A marine construction engineer has been convicted of five felony water pollution charges for illegally filling 86 acres of wetlands at an Eastern Shore game preserve while he ignored warnings from environmental officials that he stop work and obtain federal permits.
A jury of eight men and four women deliberated 12 1/2 hours during three days last week before convicting defendant William B. Ellen in U.S. District Court in Baltimore Friday to end the monthlong trial.
The jury acquitted Ellen, 44, of Mathews, Va., of one charge of illegally filling a wetlands roadway on the 3,272-acre Tudor Farms site near Blackwater National Wildlife Refuge in Dorchester County.
Assistant U.S. Attorney Jane F. Barrett said she hoped the verdict would show other Eastern Shore landowners and managers that "we take wetlands enforcement very seriously in Maryland."
She credited the FBI, the Army Corps of Engineers and the Environmental Protection Agency for investigations that led to Ellen's conviction.
Ellen, who did not testify at the trial, declined to comment on the verdict. His lawyers said he probably will appeal it.
He faces a maximum sentence of 15 years in federal prison without parole and fines of $50,000 a day for each day of the violations. Judge Frederic N. Smalkin set sentencing for April 15.

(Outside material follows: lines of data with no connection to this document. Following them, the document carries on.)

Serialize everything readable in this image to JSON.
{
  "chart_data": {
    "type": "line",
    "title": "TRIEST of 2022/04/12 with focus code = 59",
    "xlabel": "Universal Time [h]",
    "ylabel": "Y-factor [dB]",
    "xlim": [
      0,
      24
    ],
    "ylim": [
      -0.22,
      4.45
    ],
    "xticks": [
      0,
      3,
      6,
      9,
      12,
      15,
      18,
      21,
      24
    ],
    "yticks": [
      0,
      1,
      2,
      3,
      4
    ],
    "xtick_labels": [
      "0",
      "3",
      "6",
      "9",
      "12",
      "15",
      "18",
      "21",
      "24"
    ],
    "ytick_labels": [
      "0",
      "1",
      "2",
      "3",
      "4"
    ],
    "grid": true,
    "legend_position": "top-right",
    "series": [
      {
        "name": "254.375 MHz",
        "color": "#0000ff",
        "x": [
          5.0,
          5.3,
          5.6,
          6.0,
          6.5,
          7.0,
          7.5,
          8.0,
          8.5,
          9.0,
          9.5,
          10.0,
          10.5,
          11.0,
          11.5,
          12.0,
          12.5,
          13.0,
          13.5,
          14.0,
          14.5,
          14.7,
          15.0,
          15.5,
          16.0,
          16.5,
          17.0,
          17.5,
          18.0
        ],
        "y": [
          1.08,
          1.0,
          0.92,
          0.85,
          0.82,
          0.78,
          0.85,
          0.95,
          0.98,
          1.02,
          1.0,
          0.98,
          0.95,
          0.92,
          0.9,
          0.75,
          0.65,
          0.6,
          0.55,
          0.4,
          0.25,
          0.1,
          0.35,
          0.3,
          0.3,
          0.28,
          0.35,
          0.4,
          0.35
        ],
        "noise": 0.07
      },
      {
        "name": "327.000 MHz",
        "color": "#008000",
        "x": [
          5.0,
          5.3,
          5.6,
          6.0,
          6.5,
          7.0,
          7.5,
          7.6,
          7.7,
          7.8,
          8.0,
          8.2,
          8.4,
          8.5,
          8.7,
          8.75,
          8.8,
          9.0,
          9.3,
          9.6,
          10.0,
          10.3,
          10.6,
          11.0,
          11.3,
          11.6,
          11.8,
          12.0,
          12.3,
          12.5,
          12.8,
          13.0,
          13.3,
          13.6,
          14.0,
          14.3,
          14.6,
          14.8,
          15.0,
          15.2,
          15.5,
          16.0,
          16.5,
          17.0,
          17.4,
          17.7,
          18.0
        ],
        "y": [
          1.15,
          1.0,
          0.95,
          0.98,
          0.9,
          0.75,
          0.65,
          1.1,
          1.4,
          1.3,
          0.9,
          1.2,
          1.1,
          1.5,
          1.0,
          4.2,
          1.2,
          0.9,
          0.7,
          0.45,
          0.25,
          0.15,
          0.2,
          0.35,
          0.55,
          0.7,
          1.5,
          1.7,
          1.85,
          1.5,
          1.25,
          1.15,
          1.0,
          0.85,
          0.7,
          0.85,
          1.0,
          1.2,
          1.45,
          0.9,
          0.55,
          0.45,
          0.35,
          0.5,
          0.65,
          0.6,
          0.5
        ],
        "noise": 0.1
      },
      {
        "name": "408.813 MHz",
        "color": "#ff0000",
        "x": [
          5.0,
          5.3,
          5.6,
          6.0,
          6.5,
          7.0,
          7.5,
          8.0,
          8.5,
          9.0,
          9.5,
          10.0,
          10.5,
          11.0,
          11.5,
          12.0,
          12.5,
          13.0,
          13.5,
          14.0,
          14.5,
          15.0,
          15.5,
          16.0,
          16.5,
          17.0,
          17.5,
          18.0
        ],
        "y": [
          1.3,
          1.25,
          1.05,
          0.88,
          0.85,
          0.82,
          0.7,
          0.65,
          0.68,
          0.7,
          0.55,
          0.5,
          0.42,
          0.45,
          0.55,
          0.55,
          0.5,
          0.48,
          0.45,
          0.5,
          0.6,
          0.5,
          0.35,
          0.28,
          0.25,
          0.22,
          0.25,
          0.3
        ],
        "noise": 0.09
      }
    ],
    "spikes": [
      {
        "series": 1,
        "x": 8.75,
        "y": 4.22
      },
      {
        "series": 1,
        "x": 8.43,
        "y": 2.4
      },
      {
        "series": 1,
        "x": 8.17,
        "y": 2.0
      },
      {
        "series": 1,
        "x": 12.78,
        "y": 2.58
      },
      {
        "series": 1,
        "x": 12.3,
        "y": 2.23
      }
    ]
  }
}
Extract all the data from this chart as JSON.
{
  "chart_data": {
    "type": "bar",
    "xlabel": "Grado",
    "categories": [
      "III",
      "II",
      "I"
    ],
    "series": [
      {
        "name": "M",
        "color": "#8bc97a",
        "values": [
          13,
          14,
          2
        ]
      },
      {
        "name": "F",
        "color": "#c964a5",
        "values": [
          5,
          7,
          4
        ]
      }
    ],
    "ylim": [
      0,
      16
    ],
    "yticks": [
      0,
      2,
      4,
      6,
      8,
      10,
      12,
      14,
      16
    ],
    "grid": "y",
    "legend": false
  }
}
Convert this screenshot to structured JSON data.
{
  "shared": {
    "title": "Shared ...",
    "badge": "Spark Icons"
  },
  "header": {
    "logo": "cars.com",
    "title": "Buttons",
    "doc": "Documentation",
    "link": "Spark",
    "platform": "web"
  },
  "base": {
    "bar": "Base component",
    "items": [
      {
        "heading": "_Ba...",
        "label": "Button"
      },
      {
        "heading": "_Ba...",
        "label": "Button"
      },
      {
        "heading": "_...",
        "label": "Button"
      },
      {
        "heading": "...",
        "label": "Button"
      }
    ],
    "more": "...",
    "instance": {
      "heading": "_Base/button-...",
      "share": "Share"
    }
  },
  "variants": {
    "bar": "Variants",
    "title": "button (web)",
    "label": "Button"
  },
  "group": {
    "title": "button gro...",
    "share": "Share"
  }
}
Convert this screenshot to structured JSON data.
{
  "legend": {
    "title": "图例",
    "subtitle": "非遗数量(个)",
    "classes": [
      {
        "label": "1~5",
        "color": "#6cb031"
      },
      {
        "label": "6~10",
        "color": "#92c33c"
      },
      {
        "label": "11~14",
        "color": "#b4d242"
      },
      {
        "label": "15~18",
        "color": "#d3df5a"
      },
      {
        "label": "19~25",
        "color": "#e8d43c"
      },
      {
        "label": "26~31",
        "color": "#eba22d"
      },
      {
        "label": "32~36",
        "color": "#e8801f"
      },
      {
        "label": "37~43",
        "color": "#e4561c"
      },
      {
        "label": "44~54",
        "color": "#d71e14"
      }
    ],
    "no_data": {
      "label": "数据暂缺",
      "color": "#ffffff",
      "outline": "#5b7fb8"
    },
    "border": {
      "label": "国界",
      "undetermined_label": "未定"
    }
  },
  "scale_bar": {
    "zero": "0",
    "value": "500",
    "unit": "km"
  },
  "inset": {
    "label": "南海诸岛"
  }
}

Trial evidence showed that Ellen directed construction crews to fill tidal and nontidal wetlands, build roads and carve out a pond with bulldozers in violation of the Clean Water Act, which requires prior federal approvals and permits for wetlands work.
The offenses, which occurred between October 1987 and March 1989, continued for at least a year after Ellen received repeated warnings about getting permits and after he received a cease-and-desist order from the Corps of Engineers.
The wetlands work was done for what owner Paul Tudor Jones 2nd, an avid hunter and multimillionaire commodities trader, envisioned as a $15 million showcase hunting and game preserve for waterfowl.
Jones, 35, pleaded guilty last May to a misdemeanor charge for violating the Clean Water Act by illegally filling wetlands. He paid a $1 million fine and $1 million restitution to the government in a plea bargain with federal prosecutors, and was barred from hunting waterfowl for two years anywhere in the United States.
The Jones and Ellen cases make up what the government has described as the largest criminal wetlands prosecution in U.S. history.
Smalkin, in dismissing the jury after the verdict, noted that the Ellen trial was complicated and "difficult because you [jurors] had to apply criminal law to activities that are not usually thought of as criminal acts."